Mental Health
Understanding psychological stability as preserved identity under change
Rethinking Mental Health
Mental health is often approached through symptoms, diagnoses and treatments.
These approaches can be useful, but they do not always explain why stability emerges or breaks down.
The Bellori Framework offers a different perspective.
It does not start with symptoms, but with the structure that allows a person to remain the same while continuously changing.
Identity as the Basis of Psychological Stability
Psychological stability is not the absence of change, but the ability to remain coherent through it.
Human experience is continuously changing. Thoughts, emotions, memories and perceptions evolve moment by moment. Yet despite this constant change, people normally experience themselves as the same person across time. The Bellori Framework describes this stability as retained coherence under change.
Mental stability can therefore be understood as the capacity of the mind to:
• integrate new experiences
• adapt to changing circumstances
• maintain a coherent sense of self
When these processes function well, identity remains stable even during difficult life events. When coherence weakens, experiences may fragment and the sense of self can become unstable.
When Identity Coherence Weakens
When coherence weakens, experience begins to fragment.
For example:
• Anxiety may involve instability in predictive coherence.

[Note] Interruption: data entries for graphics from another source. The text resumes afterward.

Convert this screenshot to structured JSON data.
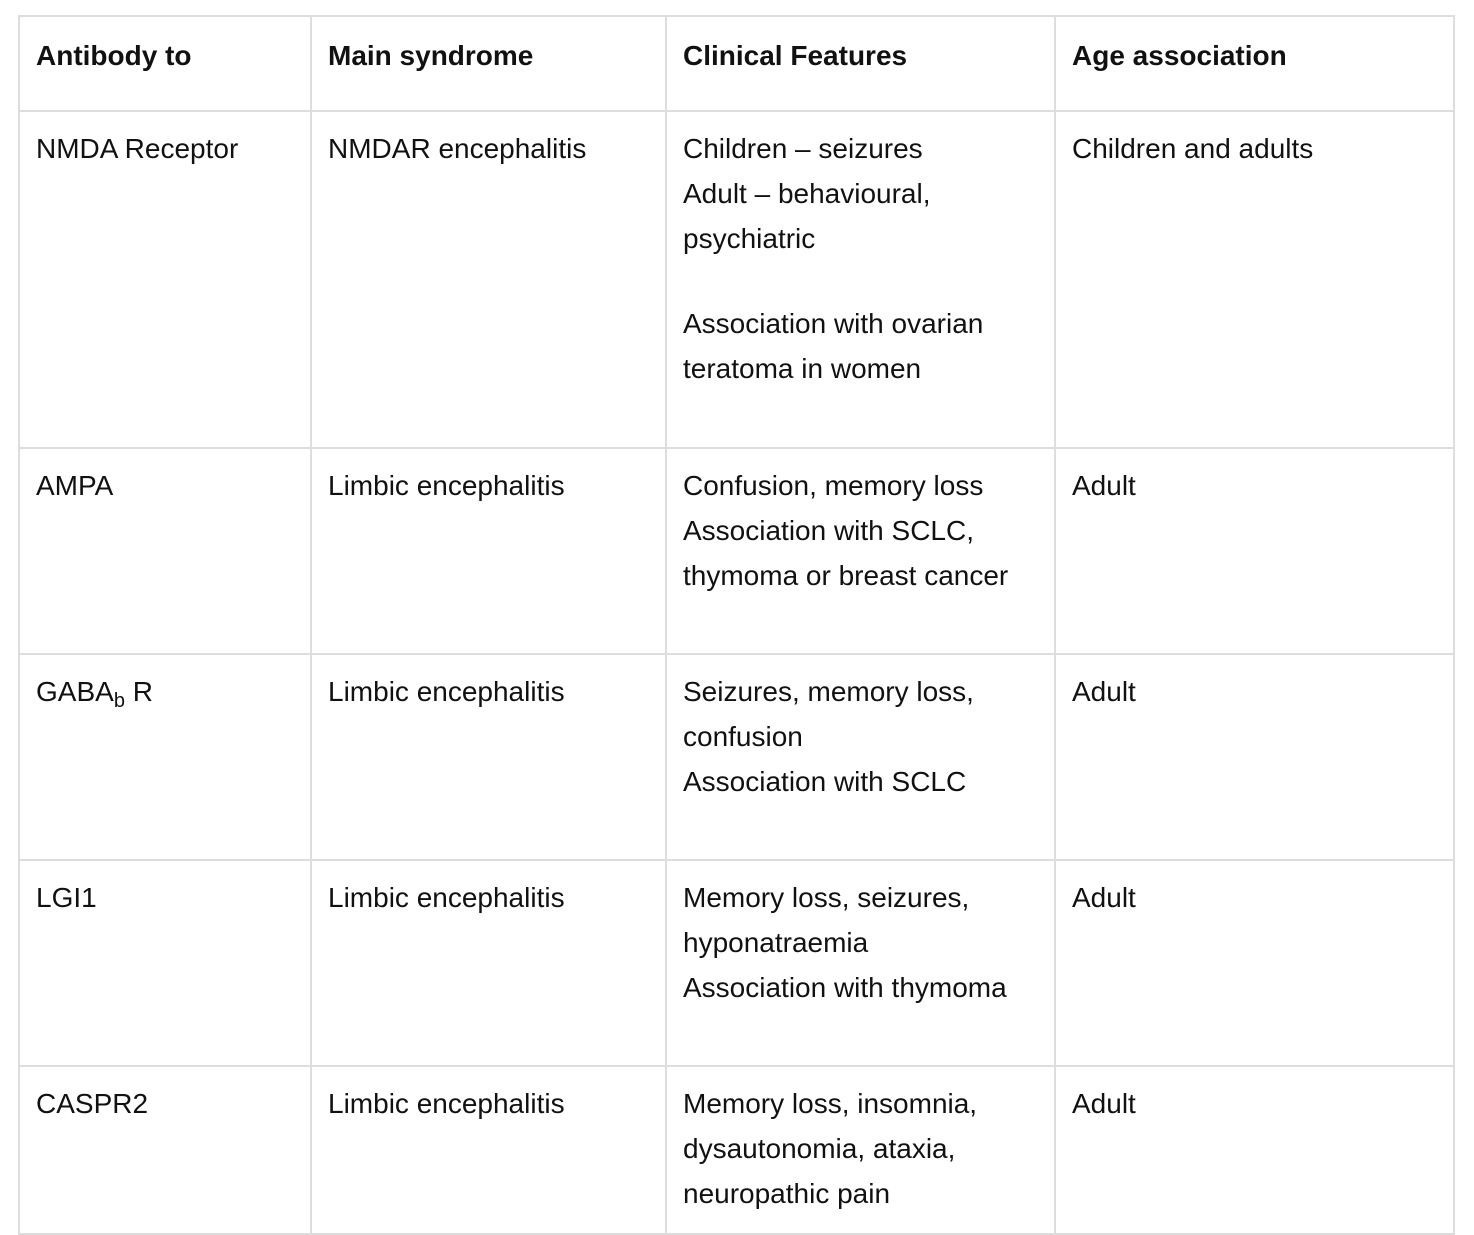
{
  "table": {
    "headers": [
      "Antibody to",
      "Main syndrome",
      "Clinical Features",
      "Age association"
    ],
    "rows": [
      {
        "antibody": "NMDA Receptor",
        "syndrome": "NMDAR encephalitis",
        "features": [
          "Children – seizures",
          "Adult – behavioural,",
          "psychiatric",
          "Association with ovarian",
          "teratoma in women"
        ],
        "age": "Children and adults"
      },
      {
        "antibody": "AMPA",
        "syndrome": "Limbic encephalitis",
        "features": [
          "Confusion, memory loss",
          "Association with SCLC,",
          "thymoma or breast cancer"
        ],
        "age": "Adult"
      },
      {
        "antibody_main": "GABA",
        "antibody_sub": "b",
        "antibody_suffix": " R",
        "syndrome": "Limbic encephalitis",
        "features": [
          "Seizures, memory loss,",
          "confusion",
          "Association with SCLC"
        ],
        "age": "Adult"
      },
      {
        "antibody": "LGI1",
        "syndrome": "Limbic encephalitis",
        "features": [
          "Memory loss, seizures,",
          "hyponatraemia",
          "Association with thymoma"
        ],
        "age": "Adult"
      },
      {
        "antibody": "CASPR2",
        "syndrome": "Limbic encephalitis",
        "features": [
          "Memory loss, insomnia,",
          "dysautonomia, ataxia,",
          "neuropathic pain"
        ],
        "age": "Adult"
      }
    ]
  }
}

• Depression may involve reduced integration between past, present and future identity.
• Dissociation may reflect fragmentation in experiential continuity.

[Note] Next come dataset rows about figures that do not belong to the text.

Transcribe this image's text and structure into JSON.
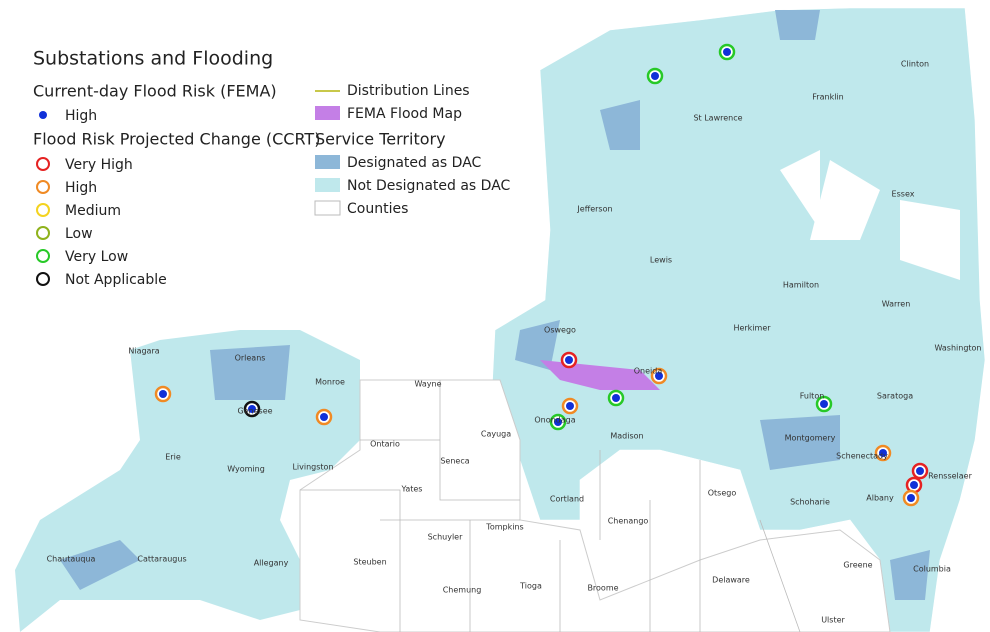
{
  "title": "Substations and Flooding",
  "legend": {
    "flood_risk": {
      "title": "Current-day Flood Risk (FEMA)",
      "items": [
        "High"
      ]
    },
    "projected_change": {
      "title": "Flood Risk Projected Change (CCRT)",
      "items": [
        "Very High",
        "High",
        "Medium",
        "Low",
        "Very Low",
        "Not Applicable"
      ]
    },
    "layers": {
      "items": [
        "Distribution Lines",
        "FEMA Flood Map"
      ]
    },
    "service_territory": {
      "title": "Service Territory",
      "items": [
        "Designated as DAC",
        "Not Designated as DAC",
        "Counties"
      ]
    }
  },
  "counties": [
    "Clinton",
    "Franklin",
    "St Lawrence",
    "Essex",
    "Jefferson",
    "Lewis",
    "Hamilton",
    "Warren",
    "Washington",
    "Herkimer",
    "Oswego",
    "Oneida",
    "Fulton",
    "Saratoga",
    "Niagara",
    "Orleans",
    "Monroe",
    "Wayne",
    "Genesee",
    "Ontario",
    "Seneca",
    "Cayuga",
    "Onondaga",
    "Madison",
    "Montgomery",
    "Schenectady",
    "Rensselaer",
    "Erie",
    "Wyoming",
    "Livingston",
    "Yates",
    "Cortland",
    "Otsego",
    "Schoharie",
    "Albany",
    "Chenango",
    "Tompkins",
    "Schuyler",
    "Chautauqua",
    "Cattaraugus",
    "Allegany",
    "Steuben",
    "Chemung",
    "Tioga",
    "Broome",
    "Delaware",
    "Greene",
    "Columbia",
    "Ulster"
  ]
}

• Identity disturbances may emerge when structural coherence cannot be maintained during change.
Seen this way, mental health challenges are not simply malfunctions, but signals that the structural continuity of identity is under strain.
Loss of coherence capacity can be understood within the structural basis of identity and stability.
Implications for Support and Intervention
From this perspective, mental health is not primarily about symptoms, but about the capacity to maintain coherence under continuous change.
When coherence is reduced, experience becomes fragmented.
Restoring stability therefore does not begin with eliminating symptoms, but with strengthening the conditions that allow identity to remain coherent.
Support can be understood as helping a person to regain and expand their capacity to maintain coherence across situations, relationships and internal states.
This may involve reducing overwhelming change, increasing tolerance, or rebuilding connections that allow experiences to integrate again.
What matters is not only what is removed, but what is restored:
the ability to remain oneself while undergoing change.
Toward a Structural Understanding of Mind
Bellori Framework does not replace existing psychological research. Instead, it provides a conceptual framework that may help connect different approaches to mental health.
By focusing on how identity persists through change, the framework offers a way to explore questions such as:
• How does the sense of self remain stable across time?
• Why do certain experiences destabilize identity?
• How can coherence be restored after disruption?
These questions point toward a deeper structural understanding of the human mind. This perspective does not replace existing models, but offers a way to understand why they work — or fail — at a structural level.